Technik, die Spezialisten einsetzen

Eine professionelle Kontrolle ist deutlich aufwendiger als das, was sich viele vorstellen. Seriöse Anbieter arbeiten mit einem Methodenmix aus mehreren Ansätzen. Breitband-Spektrumanalysatoren erfassen Funksignale von wenigen Megahertz bis in den Gigahertz-Bereich und können aktive Sender sichtbar machen. Nichtlinearer Verbindungsdetektoren, sogenannte NLJDs, spüren elektronische Bauteile auch dann auf, wenn sie gerade nicht senden. Ergänzend kommt eine physische Inspektion von Steckdosen, Lichtschaltern, Möbelstücken und Deckenverkleidungen hinzu.

Ein vollständiger Check eines mittelgroßen Konferenzraums dauert bei professioneller Durchführung zwischen zwei und vier Stunden. Wer einen Anbieter findet, der das in 20 Minuten erledigen will, sollte skeptisch sein.

Mitarbeiter einbeziehen ohne Misstrauen zu säen

Technische Kontrollen allein reichen nicht. Menschen sind sowohl das größte Risiko als auch die wichtigste Schutzressource. Mitarbeitende sollten wissen, wie verdächtige Gegenstände aussehen können, also unbekannte USB-Stecker, Steckdosenleisten, die niemand bestellt hat, oder Rauchmelder, die nicht zum restlichen Inventar passen. Gleichzeitig darf eine Sensibilisierungskampagne nicht in eine Atmosphäre gegenseitigen Misstrauens umschlagen.

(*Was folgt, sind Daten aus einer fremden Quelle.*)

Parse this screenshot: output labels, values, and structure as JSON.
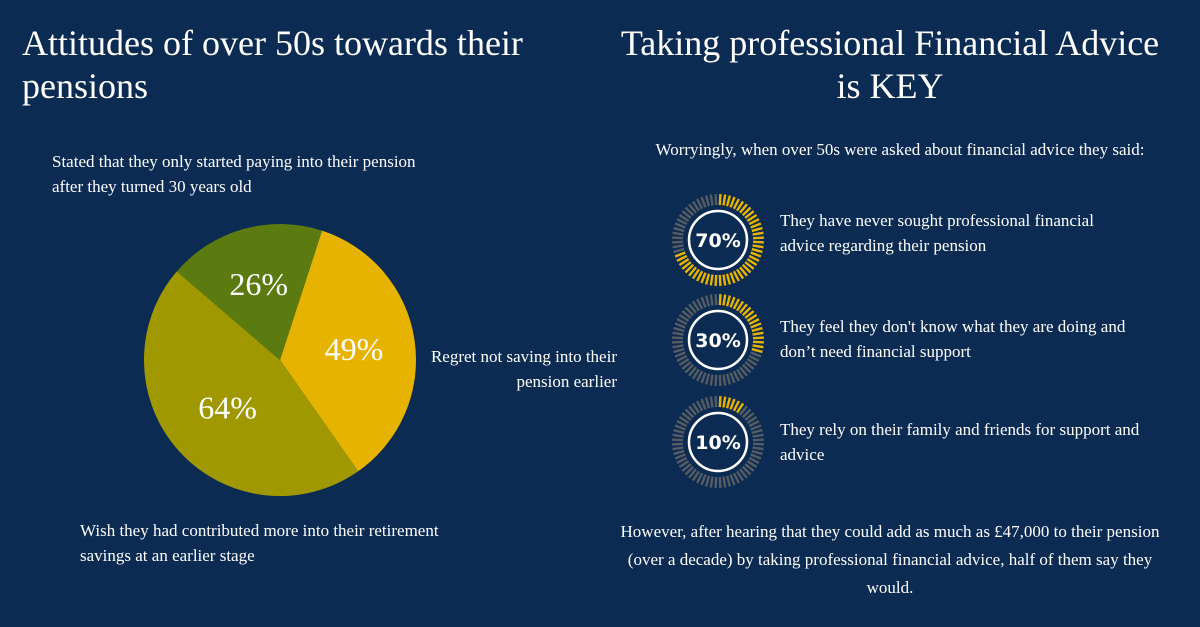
{
  "left_title": "Attitudes of over 50s towards their pensions",
  "right_title": "Taking professional Financial Advice is KEY",
  "chart_data": [
    {
      "type": "pie",
      "title": "Attitudes of over 50s towards their pensions",
      "slices": [
        {
          "label": "Regret not saving into their pension earlier",
          "value": 49,
          "display": "49%",
          "color": "#e6b300"
        },
        {
          "label": "Wish they had contributed more into their retirement savings at an earlier stage",
          "value": 64,
          "display": "64%",
          "color": "#9f9800"
        },
        {
          "label": "Stated that they only started paying into their pension after they turned 30 years old",
          "value": 26,
          "display": "26%",
          "color": "#5b7a10"
        }
      ]
    },
    {
      "type": "progress-rings",
      "items": [
        {
          "value": 70,
          "display": "70%",
          "text": "They have never sought professional financial advice regarding their pension"
        },
        {
          "value": 30,
          "display": "30%",
          "text": "They feel they don't know what they are doing and don’t need financial support"
        },
        {
          "value": 10,
          "display": "10%",
          "text": "They rely on their family and friends for support and advice"
        }
      ],
      "colors": {
        "filled": "#e6b300",
        "empty": "#555c63"
      }
    }
  ],
  "labels": {
    "top": "Stated that they only started paying into their pension after they turned 30 years old",
    "right": "Regret not saving into their pension earlier",
    "bottom": "Wish they had contributed more into their retirement savings at an earlier stage"
  },
  "intro": "Worryingly, when over 50s were asked  about financial advice they said:",
  "footer": "However, after hearing that they could add as much as £47,000 to their pension (over a decade) by taking professional financial advice, half of them say they would.",
  "colors": {
    "background": "#0c2b52",
    "text": "#ffffff"
  }
}
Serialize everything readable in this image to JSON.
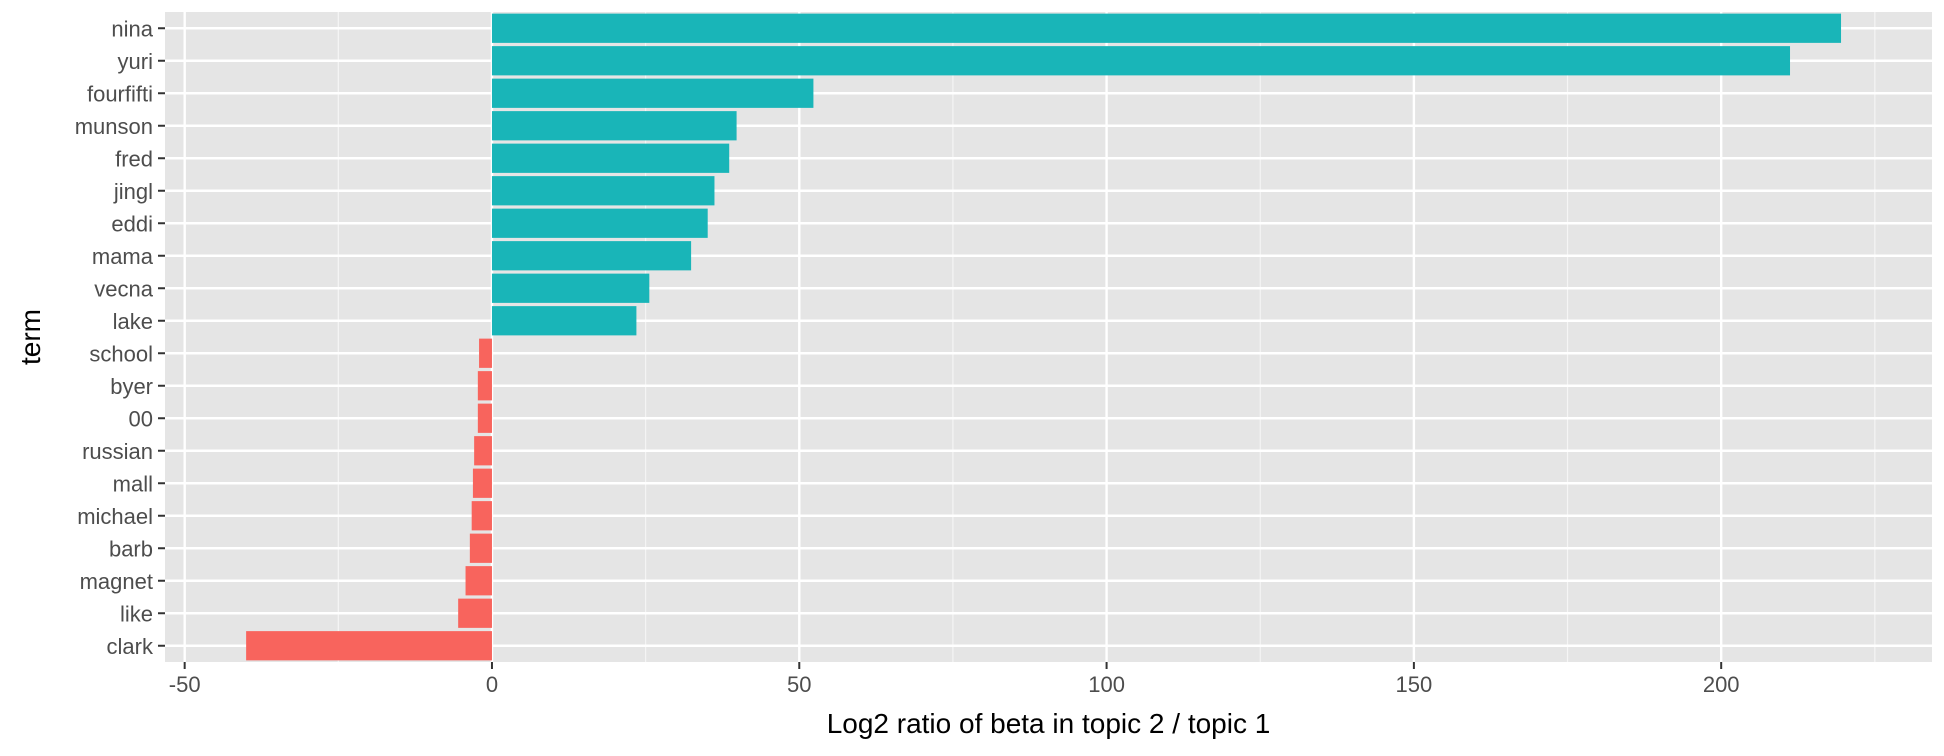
{
  "chart_data": {
    "type": "bar",
    "orientation": "horizontal",
    "xlabel": "Log2 ratio of beta in topic 2 / topic 1",
    "ylabel": "term",
    "xlim": [
      -53.2,
      234.3
    ],
    "x_ticks": [
      -50,
      0,
      50,
      100,
      150,
      200
    ],
    "x_tick_labels": [
      "-50",
      "0",
      "50",
      "100",
      "150",
      "200"
    ],
    "grid": true,
    "legend": "none",
    "colors": {
      "positive": "#19B5B8",
      "negative": "#F8645D",
      "panel": "#E5E5E5",
      "grid": "#FFFFFF"
    },
    "categories": [
      "nina",
      "yuri",
      "fourfifti",
      "munson",
      "fred",
      "jingl",
      "eddi",
      "mama",
      "vecna",
      "lake",
      "school",
      "byer",
      "00",
      "russian",
      "mall",
      "michael",
      "barb",
      "magnet",
      "like",
      "clark"
    ],
    "values": [
      219.5,
      211.2,
      52.3,
      39.8,
      38.6,
      36.2,
      35.1,
      32.4,
      25.6,
      23.5,
      -2.1,
      -2.3,
      -2.3,
      -2.9,
      -3.1,
      -3.3,
      -3.6,
      -4.3,
      -5.5,
      -40.0
    ]
  }
}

Bewährt hat sich ein sachlicher Ansatz: Unternehmen erklären im Rahmen regulärer Sicherheitsschulungen, dass Wirtschaftsspionage eine reale Bedrohung ist, zeigen Beispiele aus der Branche und erläutern, welche Verhaltensregeln im Umgang mit Besuchern gelten. Wer einen verdächtigen Gegenstand findet, soll ihn nicht anfassen, sondern sofort melden. Eine klare Meldekette für solche Situationen gehört in jedes Sicherheitshandbuch.

Organisatorische Verankerung als Dauerprojekt

Abhörschutz funktioniert nur, wenn er kein einmaliges Projekt bleibt, sondern in die regulären Sicherheitsprozesse integriert wird. Das bedeutet konkret: Kontrollintervalle stehen im Jahresplan, Budgets sind eingeplant, ein Verantwortlicher ist namentlich benannt. Wenn niemand zuständig ist, passiert erfahrungsgemäß nichts, bis ein Schaden eingetreten ist.

Unternehmen, die diesen Schritt konsequent gehen, haben einen messbaren Vorteil: Sie können Verhandlungspartner, Investoren und Behörden nachweisen, dass vertrauliche Informationen in ihren Räumen geschützt sind. Das ist in einer Zeit, in der Datenlecks Millionenschäden und Vertrauensverluste verursachen, kein kleines Argument.